Liter to Cubic Foot Converter - Convert Liters to Cubic Feet

Convert liters to cubic feet with our free volume converter. Formula, chart, and worked examples for tank, aquarium, and shipping volumes.

Liter to Cubic Foot Converter Tool
Enter a value to convert between liters and cubic feet with bidirectional conversion (1 L = 0.0353147 ft³)
Note: This converter uses standard conversion (1 liter = 0.0353147 cubic feet). Perfect for liquid volume measurements, tank capacity calculations, and fluid storage planning.
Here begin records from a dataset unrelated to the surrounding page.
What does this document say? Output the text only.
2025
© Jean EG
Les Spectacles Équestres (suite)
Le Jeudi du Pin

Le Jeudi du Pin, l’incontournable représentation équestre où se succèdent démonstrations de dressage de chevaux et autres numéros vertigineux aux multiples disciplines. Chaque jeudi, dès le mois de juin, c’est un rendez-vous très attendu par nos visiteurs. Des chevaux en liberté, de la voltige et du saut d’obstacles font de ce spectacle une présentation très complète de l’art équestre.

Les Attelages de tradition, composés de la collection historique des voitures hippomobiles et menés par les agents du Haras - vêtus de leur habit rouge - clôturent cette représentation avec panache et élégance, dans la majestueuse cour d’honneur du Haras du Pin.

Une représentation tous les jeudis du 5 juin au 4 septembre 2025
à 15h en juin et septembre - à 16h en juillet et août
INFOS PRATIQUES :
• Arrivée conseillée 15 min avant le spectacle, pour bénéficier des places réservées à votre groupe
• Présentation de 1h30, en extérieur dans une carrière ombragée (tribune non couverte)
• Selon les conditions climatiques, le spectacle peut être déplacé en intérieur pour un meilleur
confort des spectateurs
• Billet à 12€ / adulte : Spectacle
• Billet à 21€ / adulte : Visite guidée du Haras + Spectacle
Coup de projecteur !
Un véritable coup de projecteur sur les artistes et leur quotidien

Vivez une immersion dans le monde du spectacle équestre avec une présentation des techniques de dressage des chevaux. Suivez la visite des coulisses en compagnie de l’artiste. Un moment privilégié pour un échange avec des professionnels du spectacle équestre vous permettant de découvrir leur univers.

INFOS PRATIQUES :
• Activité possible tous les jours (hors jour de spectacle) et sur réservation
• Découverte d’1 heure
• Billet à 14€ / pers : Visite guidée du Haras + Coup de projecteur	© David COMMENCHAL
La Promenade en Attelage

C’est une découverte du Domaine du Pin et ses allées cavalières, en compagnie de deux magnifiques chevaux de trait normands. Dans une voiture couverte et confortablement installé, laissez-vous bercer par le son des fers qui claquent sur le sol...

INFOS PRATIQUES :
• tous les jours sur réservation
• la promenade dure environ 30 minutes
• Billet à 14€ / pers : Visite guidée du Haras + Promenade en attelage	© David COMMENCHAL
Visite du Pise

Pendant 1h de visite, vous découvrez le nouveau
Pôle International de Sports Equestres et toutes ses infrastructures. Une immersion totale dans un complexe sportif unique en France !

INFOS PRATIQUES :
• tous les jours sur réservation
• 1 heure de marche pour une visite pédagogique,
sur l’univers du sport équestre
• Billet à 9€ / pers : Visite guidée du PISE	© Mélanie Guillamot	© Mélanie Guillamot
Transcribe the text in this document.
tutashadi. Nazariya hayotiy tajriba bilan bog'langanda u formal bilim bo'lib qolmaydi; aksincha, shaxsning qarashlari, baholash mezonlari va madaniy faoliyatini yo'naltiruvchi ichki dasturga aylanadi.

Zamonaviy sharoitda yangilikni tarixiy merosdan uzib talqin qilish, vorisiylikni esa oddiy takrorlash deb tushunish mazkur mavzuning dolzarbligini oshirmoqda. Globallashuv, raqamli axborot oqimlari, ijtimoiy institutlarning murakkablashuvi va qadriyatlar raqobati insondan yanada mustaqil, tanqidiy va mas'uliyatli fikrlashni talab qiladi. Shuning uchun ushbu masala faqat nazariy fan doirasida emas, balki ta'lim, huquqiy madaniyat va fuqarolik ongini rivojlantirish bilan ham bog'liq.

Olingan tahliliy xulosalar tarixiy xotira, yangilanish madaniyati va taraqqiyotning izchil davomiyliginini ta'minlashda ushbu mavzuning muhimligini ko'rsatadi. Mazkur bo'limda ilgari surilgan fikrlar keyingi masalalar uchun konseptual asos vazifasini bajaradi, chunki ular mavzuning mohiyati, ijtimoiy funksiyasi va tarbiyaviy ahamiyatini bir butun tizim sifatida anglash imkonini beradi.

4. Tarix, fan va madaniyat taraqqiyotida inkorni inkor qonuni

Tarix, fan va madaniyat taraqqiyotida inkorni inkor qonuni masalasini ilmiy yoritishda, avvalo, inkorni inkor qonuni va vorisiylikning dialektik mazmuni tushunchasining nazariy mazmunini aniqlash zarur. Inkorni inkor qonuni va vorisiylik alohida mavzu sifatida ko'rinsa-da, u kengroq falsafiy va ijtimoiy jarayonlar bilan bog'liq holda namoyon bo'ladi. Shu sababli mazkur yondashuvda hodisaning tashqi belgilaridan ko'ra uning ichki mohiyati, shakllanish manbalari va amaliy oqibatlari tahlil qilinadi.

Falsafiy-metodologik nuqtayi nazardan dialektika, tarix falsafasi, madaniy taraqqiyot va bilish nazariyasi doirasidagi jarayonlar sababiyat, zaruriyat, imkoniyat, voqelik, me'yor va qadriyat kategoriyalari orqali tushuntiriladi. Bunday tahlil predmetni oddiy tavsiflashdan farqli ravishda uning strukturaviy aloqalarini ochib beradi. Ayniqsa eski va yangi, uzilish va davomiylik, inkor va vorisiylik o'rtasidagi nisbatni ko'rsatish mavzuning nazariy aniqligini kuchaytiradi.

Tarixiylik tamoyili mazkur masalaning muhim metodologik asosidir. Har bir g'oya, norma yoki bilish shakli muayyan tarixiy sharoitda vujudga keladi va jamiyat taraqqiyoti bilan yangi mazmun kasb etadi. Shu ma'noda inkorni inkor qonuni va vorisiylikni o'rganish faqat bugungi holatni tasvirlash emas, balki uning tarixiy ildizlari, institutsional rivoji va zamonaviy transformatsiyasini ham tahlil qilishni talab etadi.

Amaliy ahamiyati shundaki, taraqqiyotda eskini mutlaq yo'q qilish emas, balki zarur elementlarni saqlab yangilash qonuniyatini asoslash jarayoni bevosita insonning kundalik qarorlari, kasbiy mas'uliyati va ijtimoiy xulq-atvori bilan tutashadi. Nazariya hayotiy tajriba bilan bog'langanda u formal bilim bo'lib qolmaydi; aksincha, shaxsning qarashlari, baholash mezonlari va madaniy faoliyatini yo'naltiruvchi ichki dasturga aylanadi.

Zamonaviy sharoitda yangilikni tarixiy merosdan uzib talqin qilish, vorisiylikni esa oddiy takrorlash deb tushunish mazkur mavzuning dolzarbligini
Converting a liter to cubic foot moves a volume from the metric system into the imperial system. It comes up often in aquarium keeping, propane and water tank sizing, HVAC airflow, and freight planning. The relationship stays fixed and simple. One liter equals 0.0353147 cubic feet, and one cubic foot equals 28.3168 liters. So whenever you convert liters to cubic feet, you multiply by 0.0353147 or divide by 28.3168. This guide covers the formula, a full conversion chart, every common value, and where the conversion matters in real life.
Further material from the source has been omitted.